Потом ей понадобилась заколка, она вынула ее изо рта, но рот так и не закрыла и, не произнеся больше ни слова, собрала волосы в конский хвост. Потом продула расческу, бросила взгляд на Тиволи и поднялась.
- Пошли? - спросила она.
По правде говоря, и мне не хотелось здесь дольше сидеть, а хотелось встать, взять ботинки, надеть их - конечно, сперва носки, а потом уж ботинки - и уйти.
- Ты считаешь, что я плохая?
Я ничего не считал.
- Вальтер! - сказала она.
Я взял себя в руки.
- It's o'key, - сказал я, - it's o'key.
Потом мы пошли пешком назад по Аппиевой дороге.
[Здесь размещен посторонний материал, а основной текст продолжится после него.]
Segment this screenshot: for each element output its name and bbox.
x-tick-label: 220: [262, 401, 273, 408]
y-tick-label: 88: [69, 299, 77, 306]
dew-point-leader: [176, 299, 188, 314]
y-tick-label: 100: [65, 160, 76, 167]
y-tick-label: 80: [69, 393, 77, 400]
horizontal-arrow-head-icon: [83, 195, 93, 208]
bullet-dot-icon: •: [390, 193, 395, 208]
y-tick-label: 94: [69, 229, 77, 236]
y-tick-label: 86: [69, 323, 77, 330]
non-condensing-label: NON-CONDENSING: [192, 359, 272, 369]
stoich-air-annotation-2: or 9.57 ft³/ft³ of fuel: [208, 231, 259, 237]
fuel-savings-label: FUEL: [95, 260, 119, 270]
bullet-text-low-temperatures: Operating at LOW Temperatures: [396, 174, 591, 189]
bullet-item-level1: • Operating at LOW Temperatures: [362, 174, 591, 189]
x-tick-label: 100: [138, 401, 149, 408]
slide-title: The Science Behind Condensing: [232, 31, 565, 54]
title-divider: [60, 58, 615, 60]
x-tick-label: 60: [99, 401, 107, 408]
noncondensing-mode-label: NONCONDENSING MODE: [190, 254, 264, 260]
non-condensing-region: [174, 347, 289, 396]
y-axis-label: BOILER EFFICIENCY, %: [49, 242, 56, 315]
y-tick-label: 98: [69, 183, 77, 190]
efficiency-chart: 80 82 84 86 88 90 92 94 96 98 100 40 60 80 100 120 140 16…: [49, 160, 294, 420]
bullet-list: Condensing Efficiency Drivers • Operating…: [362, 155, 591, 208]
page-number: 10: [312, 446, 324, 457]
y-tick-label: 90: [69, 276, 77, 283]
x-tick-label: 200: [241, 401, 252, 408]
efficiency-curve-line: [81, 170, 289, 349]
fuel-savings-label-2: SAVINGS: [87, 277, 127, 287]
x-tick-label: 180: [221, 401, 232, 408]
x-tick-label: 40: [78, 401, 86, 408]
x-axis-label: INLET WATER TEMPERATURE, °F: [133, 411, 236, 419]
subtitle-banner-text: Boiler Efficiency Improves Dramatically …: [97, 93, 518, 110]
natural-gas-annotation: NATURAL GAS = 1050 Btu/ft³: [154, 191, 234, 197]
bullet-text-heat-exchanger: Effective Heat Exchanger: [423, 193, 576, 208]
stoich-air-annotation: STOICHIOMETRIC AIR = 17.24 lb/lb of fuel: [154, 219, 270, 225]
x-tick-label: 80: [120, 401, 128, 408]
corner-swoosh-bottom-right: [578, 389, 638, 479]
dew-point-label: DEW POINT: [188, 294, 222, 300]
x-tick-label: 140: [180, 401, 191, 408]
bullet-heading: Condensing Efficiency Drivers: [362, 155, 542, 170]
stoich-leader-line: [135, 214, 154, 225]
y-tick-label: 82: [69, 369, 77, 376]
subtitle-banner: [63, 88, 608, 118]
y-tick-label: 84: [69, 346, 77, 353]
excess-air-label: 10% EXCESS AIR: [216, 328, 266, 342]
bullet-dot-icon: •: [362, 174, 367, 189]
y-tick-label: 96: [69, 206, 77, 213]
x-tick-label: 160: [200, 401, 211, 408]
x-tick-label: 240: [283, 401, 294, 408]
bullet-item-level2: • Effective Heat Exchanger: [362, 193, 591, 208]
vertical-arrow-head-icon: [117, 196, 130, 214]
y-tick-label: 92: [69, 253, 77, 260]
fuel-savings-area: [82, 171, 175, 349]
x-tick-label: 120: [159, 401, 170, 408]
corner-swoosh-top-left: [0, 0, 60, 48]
Мы уже сидели в машине, когда Сабет снова заговорила об этом ("Ты считаешь, что я плохая?") и все допытывалась, о чем я думаю, но я вставил ключ, чтобы завести мотор.
- Брось, не будем об этом говорить.
Мне хотелось ехать. Но мы не тронулись с места, и Сабет говорила о своем папе, о разводе родителей, о войне, о маме, об эмиграции, о Гитлере, о России.
- Мы даже не знаем, - сказала она, - жив ли папа.
Я снова заглушил мотор.
- Путеводитель у тебя? - спросила она.
Сабет изучала карту.
- Вот Порто-Сан-Себастьяно, тут нам надо свернуть направо, и мы попадем в Сан-Джованни.
Я снова включил мотор.
- Я знал его, - сказал я.
- Папу?
- Да, Иоахима, - сказал я.
Потом я поехал, как мне было приказано: до Порто-Сан-Себастьяно, там свернул направо, и вскоре мы очутились перед очередной базиликой.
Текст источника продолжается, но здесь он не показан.